Monday night I read chapter 6 of my novel, which introduces the fact that the main setting (for the first half of the book, or thereabouts) has a large Latino presence. One of the comments I got was, to paraphrase, "Yes! Finally a sci-fi book with Latinos."
It's not a bad comment at all. There are definitely a lot of Latinos in key parts of my novel, with a stated rationale as to why. I wouldn't say I've got any particular affinity for the Latino culture, but I do think it's a little odd that so much sci-fi seems to involve white males, followed by aliens that behave generally like white males, then white females, then pretty much every other ethnic group, species and gender in a little wedge jammed into a corner of the pie chart. There certainly ought to be a fair number of Latinos, blacks, asians, etc. in contemporary sci-fi, as they represent sizeable portions of our world population. The funny thing is that this novel isn't really even sci-fi. It's a bit hard to fit into a single genre, but "post-apocalyptic urban fantasy" probably comes closest. My next novel, though, will be very modern-era sci-fi and will run the gamut of human races, cultures and ethnicities.
One of my biggest challenges in writing this novel, though, stems from the fact that I'm so damn white. My exposure to Latino culture is pretty much confined to what I've seen on TV, and that's pretty minimal. Sci-fi isn't the only place where Latinos are minimally represented. So here I've got a population where I don't know all that much about their culture and, worse, they don't speak English. Well, actually a lot of them do, but culturally it's not their primary language if they're coming from outside the US.The problem is that I don't speak a lick of Spanish. I know a few words that I picked up from Chavez y Chavez on Young Guns or from watching the gang episodes of The Shield, but that only gets you so far. Web searches have been a blessing, as has the translation tool on iGoogle. Yet, those can only get you so far, because they're not always right and, more, they don't reflect how certain words and phrases are actually used. Idiomatic expressions are mostly beyond their reach.

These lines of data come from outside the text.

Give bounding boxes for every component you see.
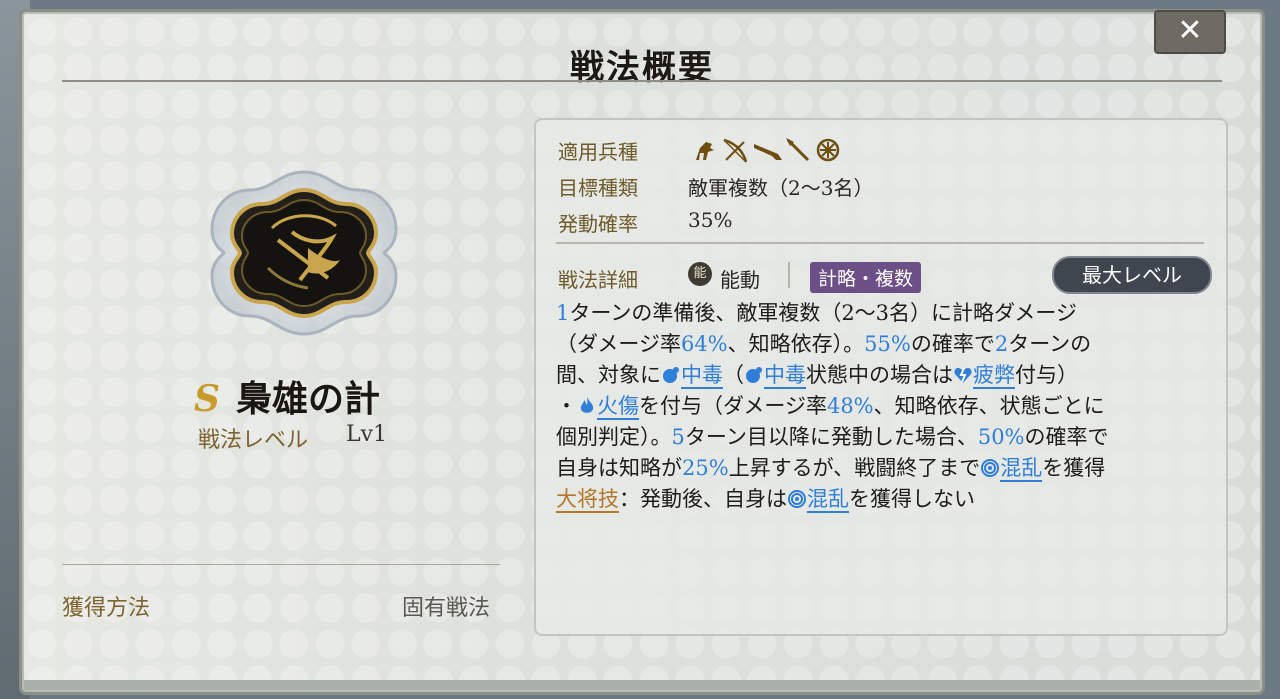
skill-name: 梟雄の計 [236,378,381,420]
max-level-button[interactable]: 最大レベル [1052,256,1212,294]
detail-vertical-divider [788,262,790,288]
skill-info-box: 適用兵種 目標種類 敵軍複数（2〜3名） 発動確率 35% 戦法詳細 能 能動 … [534,118,1228,636]
acquisition-label: 獲得方法 [62,596,151,621]
info-divider [556,242,1204,244]
desc-line-2: （ダメージ率64%、知略依存）。55%の確率で2ターンの [556,332,1092,356]
skill-title: S 梟雄の計 [194,370,380,422]
skill-level-label: 戦法レベル [198,428,309,453]
skill-grade: S [194,378,220,420]
skill-overview-panel: 戦法概要 S 梟雄の計 戦法レベル Lv1 獲得方法 固有戦法 適用兵種 目標種… [22,12,1262,692]
active-type-value: 能動 [720,268,760,292]
desc-line-4: ・火傷を付与（ダメージ率48%、知略依存、状態ごとに [556,394,1105,420]
target-type-label: 目標種類 [558,176,638,200]
fatigue-keyword[interactable]: 疲弊 [973,363,1015,389]
poison-keyword[interactable]: 中毒 [681,363,723,389]
desc-line-6: 自身は知略が25%上昇するが、戦闘終了まで 混乱を獲得 [556,456,1106,482]
confusion-keyword[interactable]: 混乱 [807,487,849,513]
skill-icon [208,168,400,338]
skill-category-tag: 計略・複数 [810,262,922,293]
target-type-value: 敵軍複数（2〜3名） [688,176,874,200]
poison-icon [663,367,679,383]
panel-bottom-band [24,680,1260,690]
skill-emblem-icon [210,170,398,336]
gun-icon [754,144,782,160]
confusion-icon [981,459,1000,477]
acquisition-value: 固有戦法 [402,596,491,621]
spear-icon [786,138,810,162]
confusion-keyword[interactable]: 混乱 [1000,456,1043,482]
left-divider [62,564,500,565]
desc-line-5: 個別判定）。5ターン目以降に発動した場合、50%の確率で [556,425,1109,449]
confusion-icon [788,490,806,508]
bow-icon [723,138,748,163]
cavalry-icon [696,142,714,160]
desc-line-7: 大将技：発動後、自身は 混乱を獲得しない [556,487,975,513]
desc-line-3: 間、対象に 中毒（ 中毒状態中の場合は 疲弊付与） [556,363,1078,389]
trigger-rate-label: 発動確率 [558,212,638,236]
burn-keyword[interactable]: 火傷 [597,394,639,420]
poison-keyword[interactable]: 中毒 [764,363,806,389]
close-button[interactable]: ✕ [1154,10,1226,54]
title-divider [62,80,1222,82]
troop-type-label: 適用兵種 [558,140,638,164]
general-skill-keyword[interactable]: 大将技 [556,487,619,513]
fatigue-icon [954,367,972,383]
desc-line-1: 1ターンの準備後、敵軍複数（2〜3名）に計略ダメージ [556,301,1077,325]
burn-icon [580,397,594,413]
poison-icon [746,367,762,383]
chariot-icon [816,138,840,162]
active-type-badge: 能 [688,262,712,286]
trigger-rate-value: 35% [688,208,733,232]
skill-detail-label: 戦法詳細 [558,268,638,292]
troop-type-icons [690,136,850,164]
skill-level-value: Lv1 [346,422,388,447]
skill-description: 1ターンの準備後、敵軍複数（2〜3名）に計略ダメージ （ダメージ率64%、知略依… [556,298,1216,515]
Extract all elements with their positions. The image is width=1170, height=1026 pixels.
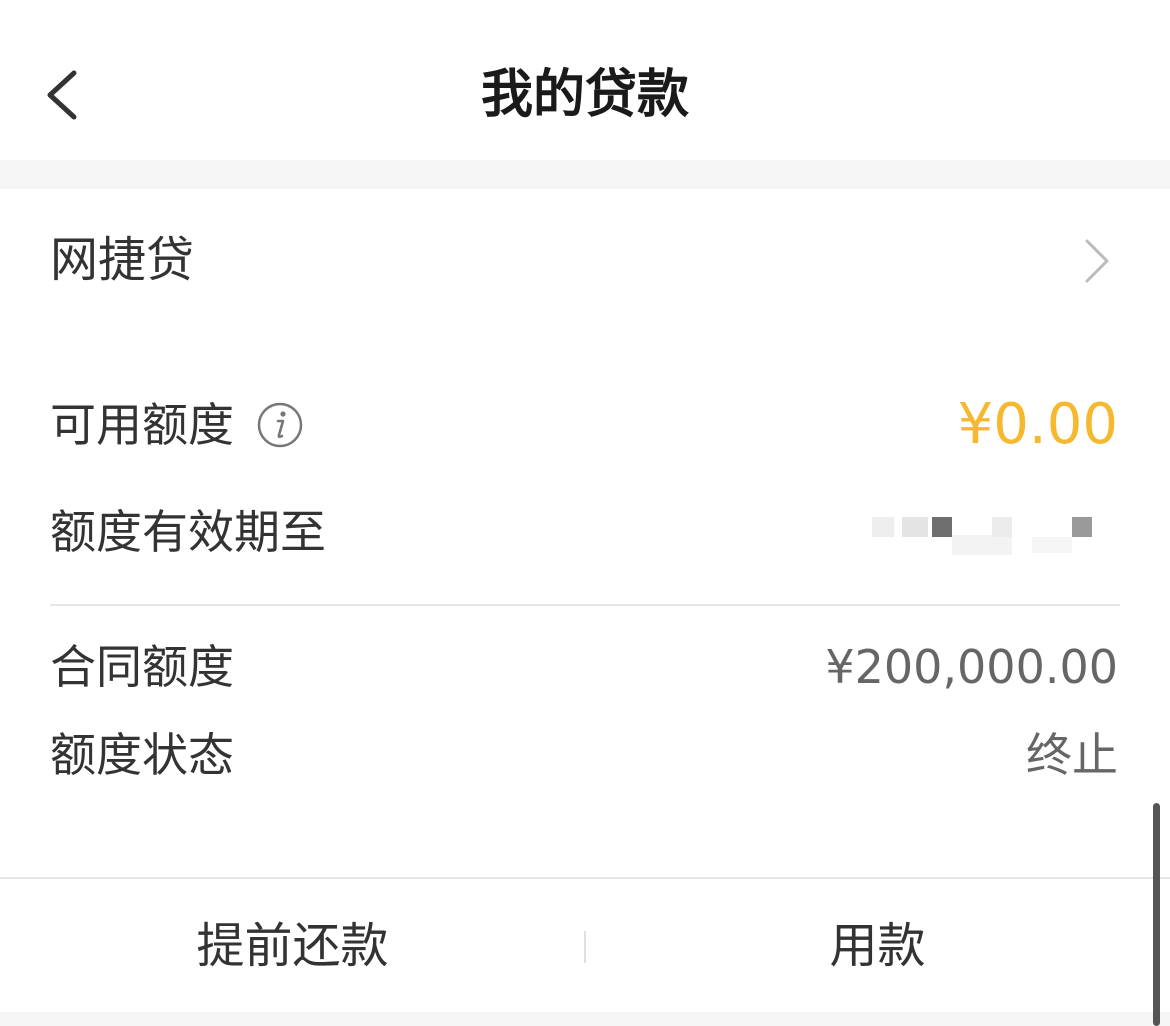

Luckily, my brother spent several years as a vagabond traveling around Central America and is fluent in Spanish. I occasionally kick him over an email that lists various Spanish words and phrases that I'm trying to use and he lets me know if I've gotten them right. Often I find I'm in the ballpark, but he's been able to offer me a bunch of alternate suggestions and some key changes. I'm overdue to get him another of those lists, but his help has already been immeasurably helpful in getting me on the right track. And who knows, maybe my book will really speak to all of the disaffected Latino sci-fi fans who have been looking for familiar faces in the books they read and finding only gringos who don't "speak" to them on a cultural level. It's not my primary focus - I'm just trying to spin a fun yarn - but I think any author's going to be gratified to find that their book touches someone or some group in an emotional way. If that happens, I'll say maravilloso! But first I'll run it past my brother to make sure it's the right word.
On a related note, there's another dose of Latino-Sci-fi inbound. If you haven't already, take a peek at the clip for the movie "Monsters," in which alien life forms are infesting big chunks of Mexico and have to be quarantined. It's being called "Mexico's District 9," though from the description there doesn't seem to be much of an actual comparison once you get beyond the fact that they're both sci-fi movies that take place in countries which are not the United States.